Economists have looked at the outcomes of women in the US before an after they had access to unilateral divorce. Some of the findings are interesting, like married women worked more as a result. Other findings are quite sobering. Access to divorce reduced domestic violence of, homicide of, and suicide of married women. These effects weren’t small. Here’s a quote from the authors’ summary:
“In states that introduced unilateral divorce we find a 8–16 percent decline in female suicide, roughly a 30 percent decline in domestic violence for both men and women, and a 10 percent decline in females murdered by their partners.”
It’s not as if women before 1980 never tried to pick a good husband or tried to make their marriage work or tried to mitigate the triggers of aggressive behavior. They probably did the same thing we do: get advice, make new years resolutions, read self-help columns, and so on. Yet, the bone-chilling statistics on violence, homicide, and suicide make clear that individual behavior can’t achieve the same thing as structural change. In this case, trying to be better at marriage isn’t a substitute for the right to leave one.
Whatever we do as individuals, structural change is necessary.
Empowered To Do What
I think of all this as The Empowerment Trap because women today have so much individual power—rights and agency and opportunities that no generation that came before can claim—that it’s easy to hide society’s failings behind our own choices. It’s not like any of those litany of articles advising women how to ask for raises mention that the US doesn’t have paid family leave, or help for child care, or good labor laws with adequate enforcement funds.
I love empowerment, and being empowered. I’ve reveled in the feeling of taking control over my career, I’ve reveled in the feeling of ignoring my career for the sake of my family, I’ve asked for raises, I’ve gone part-time, I’ve put in work after putting the kids to bed, I’ve given advice, I’ve taken advice, I’ve even purchased tea towels with feminist icons on them.
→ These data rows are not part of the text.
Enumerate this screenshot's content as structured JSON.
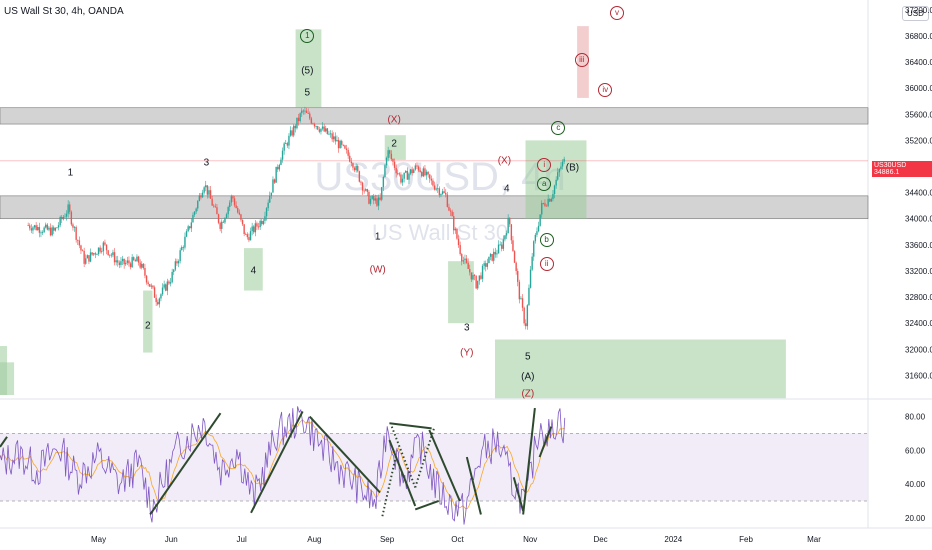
{
  "header": {
    "symbol_line": "US Wall St 30, 4h, OANDA",
    "currency_button": "USD"
  },
  "price_tag": {
    "symbol": "US30USD",
    "value": "34886.1"
  },
  "watermark": {
    "symbol": "US30USD, 4h",
    "name": "US Wall St 30"
  },
  "colors": {
    "up": "#26a69a",
    "down": "#ef5350",
    "zone_green": "#9ccc9c",
    "zone_gray": "#9e9e9e",
    "zone_red": "#e8a5a5",
    "rsi_line": "#7e57c2",
    "rsi_ma": "#f9a825",
    "rsi_band": "#ede7f6",
    "trend_line": "#2e4a2e"
  },
  "chart_data": [
    {
      "type": "candlestick",
      "title": "US Wall St 30, 4h, OANDA",
      "y_axis": {
        "ticks": [
          31600,
          32000,
          32400,
          32800,
          33200,
          33600,
          34000,
          34400,
          34800,
          35200,
          35600,
          36000,
          36400,
          36800,
          37200
        ],
        "tick_labels": [
          "31600.0",
          "32000.0",
          "32400.0",
          "32800.0",
          "33200.0",
          "33600.0",
          "34000.0",
          "34400.0",
          "34800.0",
          "35200.0",
          "35600.0",
          "36000.0",
          "36400.0",
          "36800.0",
          "37200.0"
        ],
        "range": [
          31300,
          37350
        ]
      },
      "x_axis": {
        "tick_labels": [
          "May",
          "Jun",
          "Jul",
          "Aug",
          "Sep",
          "Oct",
          "Nov",
          "Dec",
          "2024",
          "Feb",
          "Mar"
        ]
      },
      "price_path": [
        {
          "date": "2023-04-01",
          "value": 33900
        },
        {
          "date": "2023-04-12",
          "value": 33800
        },
        {
          "date": "2023-04-18",
          "value": 34150
        },
        {
          "date": "2023-04-25",
          "value": 33350
        },
        {
          "date": "2023-05-03",
          "value": 33600
        },
        {
          "date": "2023-05-10",
          "value": 33300
        },
        {
          "date": "2023-05-18",
          "value": 33350
        },
        {
          "date": "2023-05-26",
          "value": 32750
        },
        {
          "date": "2023-06-01",
          "value": 33100
        },
        {
          "date": "2023-06-08",
          "value": 33800
        },
        {
          "date": "2023-06-15",
          "value": 34550
        },
        {
          "date": "2023-06-22",
          "value": 33900
        },
        {
          "date": "2023-06-27",
          "value": 34350
        },
        {
          "date": "2023-07-03",
          "value": 33700
        },
        {
          "date": "2023-07-10",
          "value": 34000
        },
        {
          "date": "2023-07-18",
          "value": 35000
        },
        {
          "date": "2023-07-27",
          "value": 35650
        },
        {
          "date": "2023-08-03",
          "value": 35400
        },
        {
          "date": "2023-08-10",
          "value": 35200
        },
        {
          "date": "2023-08-17",
          "value": 34900
        },
        {
          "date": "2023-08-24",
          "value": 34300
        },
        {
          "date": "2023-08-29",
          "value": 34250
        },
        {
          "date": "2023-09-01",
          "value": 35050
        },
        {
          "date": "2023-09-07",
          "value": 34600
        },
        {
          "date": "2023-09-14",
          "value": 34800
        },
        {
          "date": "2023-09-20",
          "value": 34550
        },
        {
          "date": "2023-09-26",
          "value": 34350
        },
        {
          "date": "2023-10-03",
          "value": 33400
        },
        {
          "date": "2023-10-09",
          "value": 33000
        },
        {
          "date": "2023-10-13",
          "value": 33300
        },
        {
          "date": "2023-10-20",
          "value": 33600
        },
        {
          "date": "2023-10-23",
          "value": 34000
        },
        {
          "date": "2023-10-27",
          "value": 32900
        },
        {
          "date": "2023-10-30",
          "value": 32350
        },
        {
          "date": "2023-11-02",
          "value": 33500
        },
        {
          "date": "2023-11-06",
          "value": 34200
        },
        {
          "date": "2023-11-10",
          "value": 34350
        },
        {
          "date": "2023-11-14",
          "value": 34800
        },
        {
          "date": "2023-11-16",
          "value": 34900
        }
      ],
      "zones": [
        {
          "name": "gray-band-upper",
          "price_from": 35450,
          "price_to": 35700,
          "color": "gray"
        },
        {
          "name": "gray-band-lower",
          "price_from": 34000,
          "price_to": 34350,
          "color": "gray"
        },
        {
          "name": "wave-1-circle-top-box",
          "date_from": "2023-07-24",
          "date_to": "2023-08-04",
          "price_from": 35700,
          "price_to": 36900,
          "color": "green"
        },
        {
          "name": "wave-4-box",
          "date_from": "2023-07-02",
          "date_to": "2023-07-10",
          "price_from": 32900,
          "price_to": 33550,
          "color": "green"
        },
        {
          "name": "wave-2-box",
          "date_from": "2023-05-20",
          "date_to": "2023-05-24",
          "price_from": 31950,
          "price_to": 32900,
          "color": "green"
        },
        {
          "name": "x-wave-2-box",
          "date_from": "2023-08-31",
          "date_to": "2023-09-09",
          "price_from": 34900,
          "price_to": 35280,
          "color": "green"
        },
        {
          "name": "y-wave-3-box",
          "date_from": "2023-09-27",
          "date_to": "2023-10-08",
          "price_from": 32400,
          "price_to": 33350,
          "color": "green"
        },
        {
          "name": "b-wave-box",
          "date_from": "2023-10-30",
          "date_to": "2023-11-25",
          "price_from": 34000,
          "price_to": 35200,
          "color": "green"
        },
        {
          "name": "z-target-box",
          "date_from": "2023-10-17",
          "date_to": "2024-02-18",
          "price_from": 31250,
          "price_to": 32150,
          "color": "green"
        },
        {
          "name": "iii-target-box",
          "date_from": "2023-11-21",
          "date_to": "2023-11-26",
          "price_from": 35850,
          "price_to": 36950,
          "color": "red"
        },
        {
          "name": "left-box-a",
          "date_from": "2023-03-20",
          "date_to": "2023-03-23",
          "price_from": 31300,
          "price_to": 32050,
          "color": "green"
        },
        {
          "name": "left-box-b",
          "date_from": "2023-03-20",
          "date_to": "2023-03-26",
          "price_from": 31300,
          "price_to": 31800,
          "color": "green"
        }
      ],
      "wave_labels": [
        {
          "text": "1",
          "date": "2023-04-19",
          "price": 34700,
          "style": "plain"
        },
        {
          "text": "2",
          "date": "2023-05-22",
          "price": 32350,
          "style": "plain"
        },
        {
          "text": "3",
          "date": "2023-06-16",
          "price": 34850,
          "style": "plain"
        },
        {
          "text": "4",
          "date": "2023-07-06",
          "price": 33200,
          "style": "plain"
        },
        {
          "text": "1",
          "date": "2023-07-29",
          "price": 36800,
          "style": "circle-green"
        },
        {
          "text": "(5)",
          "date": "2023-07-29",
          "price": 36270,
          "style": "plain"
        },
        {
          "text": "5",
          "date": "2023-07-29",
          "price": 35920,
          "style": "plain"
        },
        {
          "text": "(X)",
          "date": "2023-09-04",
          "price": 35510,
          "style": "red"
        },
        {
          "text": "2",
          "date": "2023-09-04",
          "price": 35140,
          "style": "plain"
        },
        {
          "text": "1",
          "date": "2023-08-28",
          "price": 33720,
          "style": "plain"
        },
        {
          "text": "(W)",
          "date": "2023-08-28",
          "price": 33210,
          "style": "red"
        },
        {
          "text": "3",
          "date": "2023-10-05",
          "price": 32320,
          "style": "plain"
        },
        {
          "text": "(Y)",
          "date": "2023-10-05",
          "price": 31950,
          "style": "red"
        },
        {
          "text": "(X)",
          "date": "2023-10-21",
          "price": 34880,
          "style": "red"
        },
        {
          "text": "4",
          "date": "2023-10-22",
          "price": 34460,
          "style": "plain"
        },
        {
          "text": "5",
          "date": "2023-10-31",
          "price": 31880,
          "style": "plain"
        },
        {
          "text": "(A)",
          "date": "2023-10-31",
          "price": 31580,
          "style": "plain"
        },
        {
          "text": "(Z)",
          "date": "2023-10-31",
          "price": 31320,
          "style": "red"
        },
        {
          "text": "i",
          "date": "2023-11-07",
          "price": 34830,
          "style": "circle-red"
        },
        {
          "text": "a",
          "date": "2023-11-07",
          "price": 34530,
          "style": "circle-green"
        },
        {
          "text": "(B)",
          "date": "2023-11-19",
          "price": 34770,
          "style": "plain"
        },
        {
          "text": "c",
          "date": "2023-11-13",
          "price": 35390,
          "style": "circle-green"
        },
        {
          "text": "b",
          "date": "2023-11-08",
          "price": 33680,
          "style": "circle-green"
        },
        {
          "text": "ii",
          "date": "2023-11-08",
          "price": 33300,
          "style": "circle-red"
        },
        {
          "text": "iii",
          "date": "2023-11-23",
          "price": 36430,
          "style": "circle-red"
        },
        {
          "text": "iv",
          "date": "2023-12-03",
          "price": 35970,
          "style": "circle-red"
        },
        {
          "text": "v",
          "date": "2023-12-08",
          "price": 37150,
          "style": "circle-red"
        }
      ],
      "current_price": 34886.1
    },
    {
      "type": "line",
      "title": "",
      "y_axis": {
        "ticks": [
          20,
          40,
          60,
          80
        ],
        "tick_labels": [
          "20.00",
          "40.00",
          "60.00",
          "80.00"
        ],
        "range": [
          14,
          88
        ]
      },
      "bands": {
        "upper": 70,
        "lower": 30
      },
      "rsi_path": [
        {
          "date": "2023-03-20",
          "value": 52
        },
        {
          "date": "2023-03-28",
          "value": 58
        },
        {
          "date": "2023-04-05",
          "value": 48
        },
        {
          "date": "2023-04-14",
          "value": 62
        },
        {
          "date": "2023-04-22",
          "value": 44
        },
        {
          "date": "2023-05-01",
          "value": 56
        },
        {
          "date": "2023-05-10",
          "value": 40
        },
        {
          "date": "2023-05-18",
          "value": 52
        },
        {
          "date": "2023-05-24",
          "value": 26
        },
        {
          "date": "2023-06-04",
          "value": 62
        },
        {
          "date": "2023-06-15",
          "value": 77
        },
        {
          "date": "2023-06-22",
          "value": 48
        },
        {
          "date": "2023-06-29",
          "value": 60
        },
        {
          "date": "2023-07-06",
          "value": 31
        },
        {
          "date": "2023-07-16",
          "value": 70
        },
        {
          "date": "2023-07-27",
          "value": 80
        },
        {
          "date": "2023-08-06",
          "value": 58
        },
        {
          "date": "2023-08-16",
          "value": 44
        },
        {
          "date": "2023-08-27",
          "value": 28
        },
        {
          "date": "2023-09-01",
          "value": 75
        },
        {
          "date": "2023-09-08",
          "value": 42
        },
        {
          "date": "2023-09-15",
          "value": 64
        },
        {
          "date": "2023-09-22",
          "value": 38
        },
        {
          "date": "2023-09-28",
          "value": 28
        },
        {
          "date": "2023-10-04",
          "value": 24
        },
        {
          "date": "2023-10-11",
          "value": 58
        },
        {
          "date": "2023-10-18",
          "value": 65
        },
        {
          "date": "2023-10-24",
          "value": 42
        },
        {
          "date": "2023-10-30",
          "value": 28
        },
        {
          "date": "2023-11-05",
          "value": 76
        },
        {
          "date": "2023-11-10",
          "value": 68
        },
        {
          "date": "2023-11-13",
          "value": 82
        },
        {
          "date": "2023-11-16",
          "value": 70
        }
      ],
      "trend_lines": [
        {
          "from": {
            "date": "2023-05-23",
            "value": 22
          },
          "to": {
            "date": "2023-06-22",
            "value": 82
          },
          "style": "solid"
        },
        {
          "from": {
            "date": "2023-07-05",
            "value": 23
          },
          "to": {
            "date": "2023-07-27",
            "value": 83
          },
          "style": "solid"
        },
        {
          "from": {
            "date": "2023-07-30",
            "value": 80
          },
          "to": {
            "date": "2023-08-29",
            "value": 35
          },
          "style": "solid"
        },
        {
          "from": {
            "date": "2023-09-02",
            "value": 76
          },
          "to": {
            "date": "2023-09-20",
            "value": 73
          },
          "style": "solid"
        },
        {
          "from": {
            "date": "2023-09-02",
            "value": 66
          },
          "to": {
            "date": "2023-09-13",
            "value": 27
          },
          "style": "solid"
        },
        {
          "from": {
            "date": "2023-09-13",
            "value": 25
          },
          "to": {
            "date": "2023-09-23",
            "value": 30
          },
          "style": "solid"
        },
        {
          "from": {
            "date": "2023-09-19",
            "value": 72
          },
          "to": {
            "date": "2023-10-02",
            "value": 30
          },
          "style": "solid"
        },
        {
          "from": {
            "date": "2023-10-05",
            "value": 56
          },
          "to": {
            "date": "2023-10-11",
            "value": 22
          },
          "style": "solid"
        },
        {
          "from": {
            "date": "2023-10-25",
            "value": 44
          },
          "to": {
            "date": "2023-10-29",
            "value": 24
          },
          "style": "solid"
        },
        {
          "from": {
            "date": "2023-10-29",
            "value": 22
          },
          "to": {
            "date": "2023-11-03",
            "value": 85
          },
          "style": "solid"
        },
        {
          "from": {
            "date": "2023-11-05",
            "value": 56
          },
          "to": {
            "date": "2023-11-10",
            "value": 74
          },
          "style": "solid"
        },
        {
          "from": {
            "date": "2023-08-30",
            "value": 21
          },
          "to": {
            "date": "2023-09-05",
            "value": 58
          },
          "style": "dotted"
        },
        {
          "from": {
            "date": "2023-09-03",
            "value": 74
          },
          "to": {
            "date": "2023-09-13",
            "value": 38
          },
          "style": "dotted"
        },
        {
          "from": {
            "date": "2023-09-13",
            "value": 38
          },
          "to": {
            "date": "2023-09-21",
            "value": 73
          },
          "style": "dotted"
        },
        {
          "from": {
            "date": "2023-03-20",
            "value": 62
          },
          "to": {
            "date": "2023-03-23",
            "value": 68
          },
          "style": "solid"
        }
      ]
    }
  ]
}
Embrace the new year, embrace empowerment, but don’t let Congress off the hook. This country’s leaders have long hidden their own failure behind your behavior and choices. No amount of individual empowerment can compare to the structural change we need.





I’ve long had the thought that I’m struggling against systems designed to prevent my success. Thank you for giving me clarity.
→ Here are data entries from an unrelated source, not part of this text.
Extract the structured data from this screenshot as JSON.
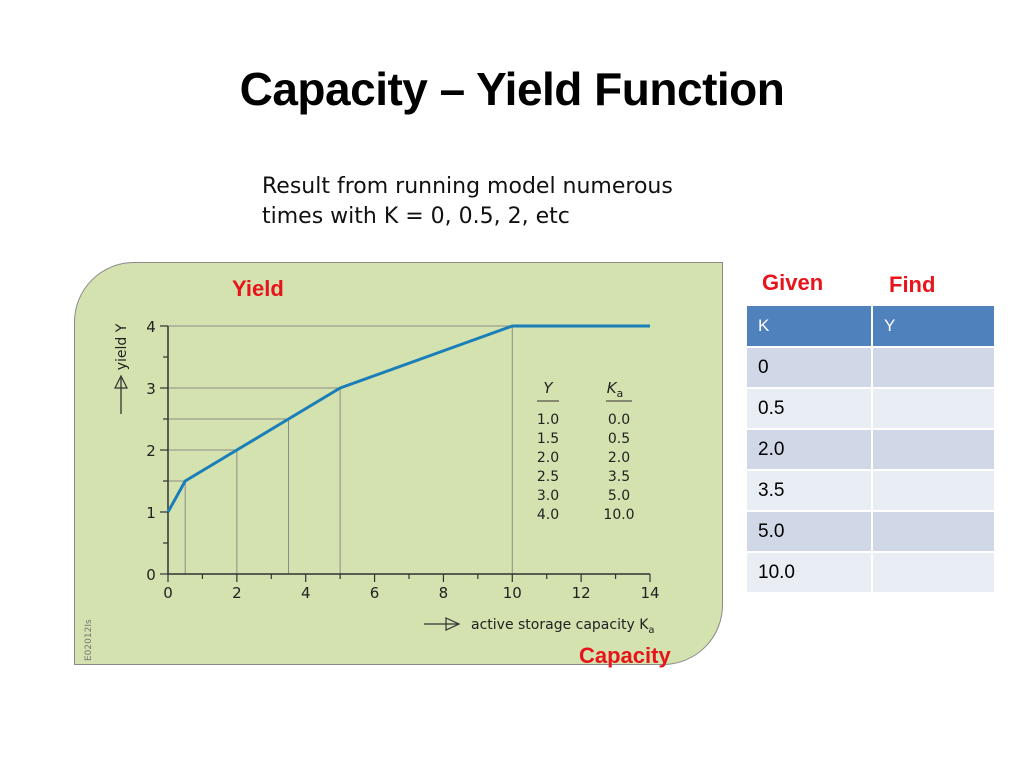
{
  "slide": {
    "title": "Capacity – Yield Function",
    "subtitle_lines": [
      "Result from running model numerous",
      "times with K = 0, 0.5, 2, etc"
    ],
    "labels": {
      "yield": "Yield",
      "given": "Given",
      "find": "Find",
      "capacity": "Capacity"
    }
  },
  "table": {
    "headers": [
      "K",
      "Y"
    ],
    "rows": [
      [
        "0",
        ""
      ],
      [
        "0.5",
        ""
      ],
      [
        "2.0",
        ""
      ],
      [
        "3.5",
        ""
      ],
      [
        "5.0",
        ""
      ],
      [
        "10.0",
        ""
      ]
    ]
  },
  "colors": {
    "panel": "#d3e2ae",
    "line": "#1a7fb8",
    "red": "#e8141b",
    "table_header": "#4f81bd"
  },
  "chart_data": {
    "type": "line",
    "ylabel": "yield Y",
    "xlabel": "active storage capacity K",
    "xlabel_subscript": "a",
    "side_code": "E02012Is",
    "xlim": [
      0,
      14
    ],
    "ylim": [
      0,
      4
    ],
    "x_ticks": [
      "0",
      "2",
      "4",
      "6",
      "8",
      "10",
      "12",
      "14"
    ],
    "y_ticks": [
      "0",
      "1",
      "2",
      "3",
      "4"
    ],
    "series": [
      {
        "x": [
          0,
          0.5,
          2,
          3.5,
          5,
          10,
          14
        ],
        "y": [
          1,
          1.5,
          2,
          2.5,
          3,
          4,
          4
        ]
      }
    ],
    "guides": [
      {
        "x": 0.5,
        "y": 1.5
      },
      {
        "x": 2,
        "y": 2
      },
      {
        "x": 3.5,
        "y": 2.5
      },
      {
        "x": 5,
        "y": 3
      },
      {
        "x": 10,
        "y": 4
      }
    ],
    "inset_table": {
      "col_y": "Y",
      "col_k": "K",
      "col_k_subscript": "a",
      "rows": [
        [
          "1.0",
          "0.0"
        ],
        [
          "1.5",
          "0.5"
        ],
        [
          "2.0",
          "2.0"
        ],
        [
          "2.5",
          "3.5"
        ],
        [
          "3.0",
          "5.0"
        ],
        [
          "4.0",
          "10.0"
        ]
      ]
    }
  }
}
Reminds me of the Red Queen's race from Alice in Wonderland:
"Well, in our country," said Alice, still panting a little, "you'd generally get to somewhere else—if you run very fast for a long time, as we've been doing."
"A slow sort of country!" said the Queen. "Now, here, you see, it takes all the running you can do, to keep in the same place. If you want to get somewhere else, you must run at least twice as fast as that!"